Picture book based on A-bombed doll kept by American woman to be published

by Kohei Okata and Yoko Nitta, Staff Writers

For more than 60 years, an American woman preserved a doll which was found among the burnt ruins of Hiroshima in the aftermath of the atomic bombing. The story of a woman holding in mind the tragedy of a war across the ocean has inspired an author of children's literature, Kazu Sashida, 42. Ms. Sashida, a writer based in Saitama Prefecture, near Tokyo, will publish a picture book based on this story.

The doll is now held in storage at Hiroshima Peace Memorial Museum. It is made of fabric and is about the size of an adult's palm. The doll is clothed in a red kimono, with lining, but the sleeves have become worn.

After the war ended, Nancy Meaders, an 81-year-old resident of Texas, received the doll and a letter from a friend, who was an American soldier and was stationed in Hiroshima. The letter said that he found the doll in the burnt-out ruins of Hiroshima. Ms. Meaders, recalling those days, said, "Did the girl who owned this doll run for her life? Did she walk all over the city in search of her mother? I visualized many scenes in my mind and came to feel close to Hiroshima. I thought I should treasure the doll."

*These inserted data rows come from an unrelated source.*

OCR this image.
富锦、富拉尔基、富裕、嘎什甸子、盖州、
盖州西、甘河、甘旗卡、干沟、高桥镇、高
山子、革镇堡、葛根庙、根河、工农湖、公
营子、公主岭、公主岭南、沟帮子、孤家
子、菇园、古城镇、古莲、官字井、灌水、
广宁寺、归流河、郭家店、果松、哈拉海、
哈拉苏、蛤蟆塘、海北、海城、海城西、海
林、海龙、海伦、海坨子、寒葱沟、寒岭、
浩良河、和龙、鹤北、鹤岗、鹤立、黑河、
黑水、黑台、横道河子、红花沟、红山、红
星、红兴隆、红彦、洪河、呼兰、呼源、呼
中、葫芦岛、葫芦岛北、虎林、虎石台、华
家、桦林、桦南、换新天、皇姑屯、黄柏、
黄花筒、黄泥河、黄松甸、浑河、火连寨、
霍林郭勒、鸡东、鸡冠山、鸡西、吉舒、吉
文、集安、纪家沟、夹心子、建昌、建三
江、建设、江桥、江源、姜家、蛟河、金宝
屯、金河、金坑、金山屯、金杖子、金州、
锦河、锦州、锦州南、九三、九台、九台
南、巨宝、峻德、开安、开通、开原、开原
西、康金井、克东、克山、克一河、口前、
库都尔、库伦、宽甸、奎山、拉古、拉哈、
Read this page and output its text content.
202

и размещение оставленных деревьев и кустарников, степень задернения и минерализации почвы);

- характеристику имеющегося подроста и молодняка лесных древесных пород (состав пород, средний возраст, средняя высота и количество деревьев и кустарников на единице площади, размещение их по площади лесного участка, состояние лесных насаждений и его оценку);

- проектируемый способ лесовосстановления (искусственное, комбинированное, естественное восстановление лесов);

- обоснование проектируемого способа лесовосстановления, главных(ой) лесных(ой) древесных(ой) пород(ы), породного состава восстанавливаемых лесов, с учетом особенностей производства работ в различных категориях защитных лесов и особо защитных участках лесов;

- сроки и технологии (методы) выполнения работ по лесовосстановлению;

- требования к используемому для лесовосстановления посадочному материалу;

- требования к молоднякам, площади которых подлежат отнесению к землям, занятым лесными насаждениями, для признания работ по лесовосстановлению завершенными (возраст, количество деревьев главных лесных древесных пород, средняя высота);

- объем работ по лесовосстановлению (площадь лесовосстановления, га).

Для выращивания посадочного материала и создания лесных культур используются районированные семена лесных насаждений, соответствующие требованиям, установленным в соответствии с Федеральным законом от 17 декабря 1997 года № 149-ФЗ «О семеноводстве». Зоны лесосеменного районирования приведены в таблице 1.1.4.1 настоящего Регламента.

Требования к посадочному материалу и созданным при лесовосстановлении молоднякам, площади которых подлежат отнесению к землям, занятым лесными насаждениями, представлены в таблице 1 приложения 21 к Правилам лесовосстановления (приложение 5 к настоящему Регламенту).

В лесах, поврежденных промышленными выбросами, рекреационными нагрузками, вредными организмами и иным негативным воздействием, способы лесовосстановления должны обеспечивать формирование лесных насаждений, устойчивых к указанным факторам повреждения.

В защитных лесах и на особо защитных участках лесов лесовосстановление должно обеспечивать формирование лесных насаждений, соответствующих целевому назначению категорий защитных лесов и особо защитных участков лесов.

When her children became old enough to understand, she showed the doll to them and told them about the atomic bombing. She kept the doll in a box and had it in her dressing table for many years. But in May 2008 she donated the doll to the museum through her son, hoping that the doll will always be preserved.

Ms. Sashida learned about the doll through the museum's website. "The doll stood out among other items related to the atomic bombing. I wanted to find out why a woman of a country that had been our enemy kept the doll for as long as 60 years." She contacted Ms. Meaders, and the two communicated through email. Ms. Sashida then visited her at home in the United States for an interview this past April. She empathized with Ms. Meader's desire for peace and decided to publish a book.

"War is terrible. The picture book will convey the message that we can get along better with each other," said Ms. Meaders, who is happy about the forthcoming book. Ms. Sashida, who just completed the manuscript, stressed, "By being considerate to others, we can avoid waging war again." After the illustrations are ready, the book will be issued by the publisher Bunken Shuppan around May 2011.